Sexual stimulation and satisfaction at this age depend solely on the quality of your relationship and intimacy. A survey conducted by the National Council of Aging should be enough proof, right? The survey revealed that 74% of men in their 50s said they were as satisfied, or even more satisfied with their sex lives as compared to when they were in their 40s. (We’re not sure if there’s any correlation between that study and the fact that the divorce rate goes up for couples in their 50s.)
Most older adults agreed that sex is an important part of a romantic relationship at any age. Of course, men were more likely to agree than women. And what’s more, they also conducted a study where they proved sex at least once a week could help you live longer! Which begs the question – where do you sign up for these studies?
2. Erectile Dysfunction
Age is not the primary reason why men suffer from this condition, although it is likely to be an underlying cause. Low testosterone levels, or low T, may contribute to erectile dysfunction (ED), but there is a wide spectrum of potential causes including health conditions like heart disease, high blood pressure and obesity; certain prescription medications, smoking and alcohol use; and stress, depression or relationship problems. In fact, the side effects of prescribed meds, blood circulation problems, and prostate disorders account for approximately 85% of all erectile dysfunctions.
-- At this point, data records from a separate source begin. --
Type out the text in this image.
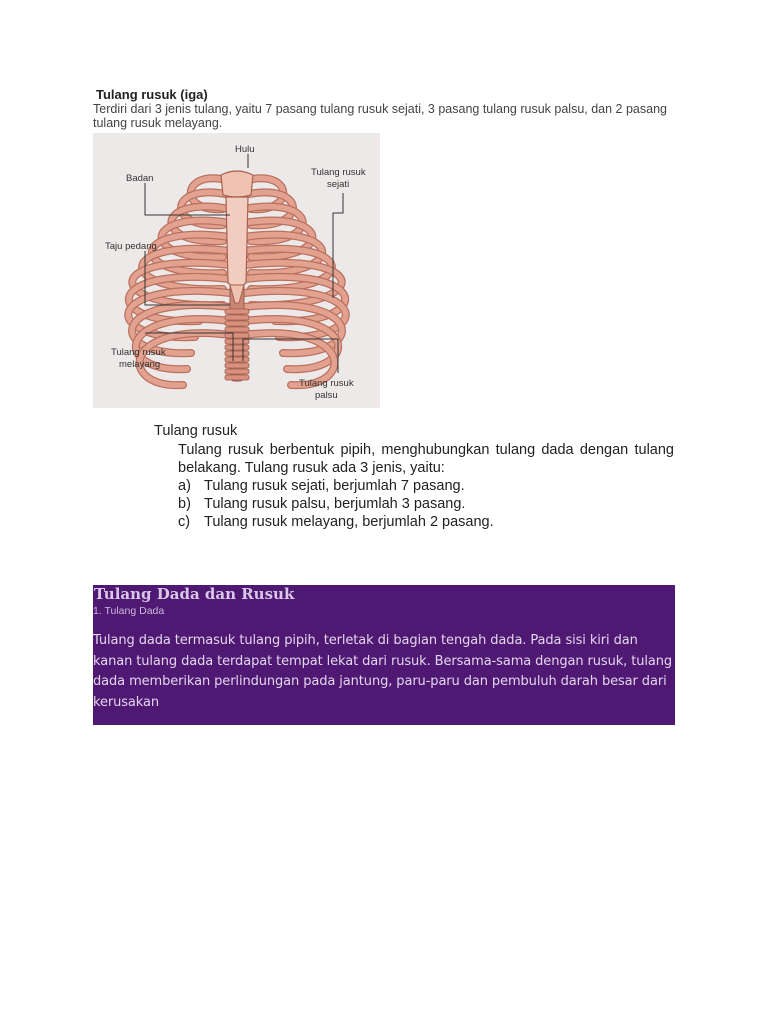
Tulang rusuk (iga)
Terdiri dari 3 jenis tulang, yaitu 7 pasang tulang rusuk sejati, 3 pasang tulang rusuk palsu, dan 2 pasang tulang rusuk melayang.
Hulu
Badan
Taju pedang
Tulang rusuk
sejati
Tulang rusuk
melayang
Tulang rusuk
palsu

Tulang rusuk

Tulang rusuk berbentuk pipih, menghubungkan tulang dada dengan tulang belakang. Tulang rusuk ada 3 jenis, yaitu:

a) Tulang rusuk sejati, berjumlah 7 pasang.
b) Tulang rusuk palsu, berjumlah 3 pasang.
c) Tulang rusuk melayang, berjumlah 2 pasang.
Tulang Dada dan Rusuk
1. Tulang Dada
Tulang dada termasuk tulang pipih, terletak di bagian tengah dada. Pada sisi kiri dan kanan tulang dada terdapat tempat lekat dari rusuk. Bersama-sama dengan rusuk, tulang dada memberikan perlindungan pada jantung, paru-paru dan pembuluh darah besar dari kerusakan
Not to mention the memory of walking in on your parents “doing it” which is the biggest erection killer of them all.
There are plenty of treatment options for erectile dysfunction including Viagra, Cialis, Levitra, and a growing list of other generic brands. There are also alternative therapies such as acupuncture, red ginseng (called the herbal Viagra), DHEA, and L-arginine. Always consult your physician before embarking on any type of treatment plan. And remember, if you have an erection that lasts more than 4 hours – call your doctor. Then call all your friends and brag about it!
3. Women Lose The Ability To Orgasm As They Age
There is some truth that physiological and hormonal changes in a women’s body can cause discomfort with certain sexual activities. This just means that men need to be more sensitive and considerate when making love to women of a certain age. Historically, this has not been our strong suit. Let’s face it, men go through most of their lives trying to solve the mysteries of the female orgasm only to discover that women are not like us and they’re even different from each other. The fact that their sexual needs change when they get older, just adds a new wrinkle. (Pun intended.)
On the upside, after menopause, many women are able to experience increased levels of sexual pleasure, including more intense and frequent orgasms. Too bad that doesn’t happen to men. Then we wouldn’t need any of the aforementioned pills.
Vaginal lubricants and extended foreplay can be a game changer. While these can sometimes be messy and exhausting they are almost always worth the effort. As long as you’re not a neat freak or don’t get too tired before you get to the good part.
4. Masturbation Undermines Sexual Satisfaction With Your Partner
This is not only untrue; the reality is the exact opposite. We all grew up hearing the old wives’ tales about what happens when you masturbate too much. You’ll go blind, you’ll grow hair on your palms or you won’t get into Heaven. And nobody wants to be a blind guy with hairy palms in Heaven!
However, masturbation can actually increase sexual stimulation and motivation. This may be done in order to maintain erectile responsiveness and therefore induce the much-needed sex drive in a relationship. Masturbation also has the ability to raise hormone levels resulting in sexual satisfaction with and without your partner. Just don’t wear yourself out before your mate gets home.
We hope this article will be helpful to you whenever you’re ready to get serious about fooling around after 50.